Sign up now and every week you’ll get a new tip, keyboard shortcut, and roundups of new articles, plus exclusive deals sent right to your Inbox!
Just scroll down to the bottom of this page, enter your email address, and click Go! We’ll take care of the rest. Now, on with the tip!
Update: InDesign now supports placing SVG images like other graphic formats. The information below pertains to versions older than InDesign 2020.
Got an SVG graphic that you’d like to use in InDesign? At first, it might seem like you’re out of luck, since InDesign doesn’t play well with SVG. It can’t place SVG files directly, and it lost the ability to export to SVG in CS6.
But there is a quick workaround: that amazing InDesign “plug-in” called Adobe Illustrator. Illustrator can open, edit, and save SVG files, so all you have to do is open the graphic in Illustrator…
Then copy and paste it into InDesign. The graphic will come in as live vector objects that you can edit, recolor, resize, etc.
Pretty simple, right? Well, there are a couple things to watch out for.
First, make sure that the objects you’re copying have a stroke or fill applied in Illustrator, otherwise you won’t be able to paste them into InDesign.
Second, since SVG images are composed of XML code, they can also be opened as text files. So if you happen to have your cursor in a text frame when you copy/paste an SVG graphic from Illustrator, it comes in as text and not a vector object.

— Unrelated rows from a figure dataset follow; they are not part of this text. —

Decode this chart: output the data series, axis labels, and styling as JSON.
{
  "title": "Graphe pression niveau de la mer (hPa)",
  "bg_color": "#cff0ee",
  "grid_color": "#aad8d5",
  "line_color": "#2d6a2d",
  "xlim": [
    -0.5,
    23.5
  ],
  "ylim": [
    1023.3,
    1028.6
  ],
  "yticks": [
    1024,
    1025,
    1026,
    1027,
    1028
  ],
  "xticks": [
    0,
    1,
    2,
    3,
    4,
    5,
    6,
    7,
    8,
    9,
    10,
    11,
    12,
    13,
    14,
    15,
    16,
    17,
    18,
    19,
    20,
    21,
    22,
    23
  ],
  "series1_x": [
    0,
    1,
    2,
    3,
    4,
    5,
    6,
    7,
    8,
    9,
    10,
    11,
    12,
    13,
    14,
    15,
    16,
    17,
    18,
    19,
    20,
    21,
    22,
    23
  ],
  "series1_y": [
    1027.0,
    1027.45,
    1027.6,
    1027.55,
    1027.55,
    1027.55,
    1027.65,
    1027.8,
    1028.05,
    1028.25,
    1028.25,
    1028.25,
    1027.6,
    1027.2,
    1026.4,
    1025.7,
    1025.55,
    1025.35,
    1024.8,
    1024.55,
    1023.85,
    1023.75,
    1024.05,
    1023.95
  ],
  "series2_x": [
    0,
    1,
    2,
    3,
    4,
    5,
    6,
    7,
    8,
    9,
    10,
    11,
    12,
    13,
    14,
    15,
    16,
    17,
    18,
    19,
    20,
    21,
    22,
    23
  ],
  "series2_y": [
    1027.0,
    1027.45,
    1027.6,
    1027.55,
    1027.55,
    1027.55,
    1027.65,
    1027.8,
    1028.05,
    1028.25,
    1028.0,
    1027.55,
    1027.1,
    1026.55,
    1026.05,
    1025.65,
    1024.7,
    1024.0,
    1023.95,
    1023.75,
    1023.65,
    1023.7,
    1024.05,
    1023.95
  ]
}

Even worse, if you Undo, switch to the Selection tool, and try pasting again, InDesign still thinks you want the text.
At this point, you have to go back to Illustrator and copy the object again to be able to paste it into InDesign.
There is a preference in Illustrator that you can set to have it ignore the code. Go to Preferences > File Handling & Clipboard, and deselect Include SVG Code On Copy.
But I wouldn’t recommend doing that in most cases, since without the code, if you paste into InDesign, you just get an uneditable low-res embedded raster version of the graphic.
Yuck.
Alternatively, you could do a Save As in Illustrator and change the format to AI, to give yourself the ability to place the file as a linked vector graphic, with all the wholesome goodness thereof.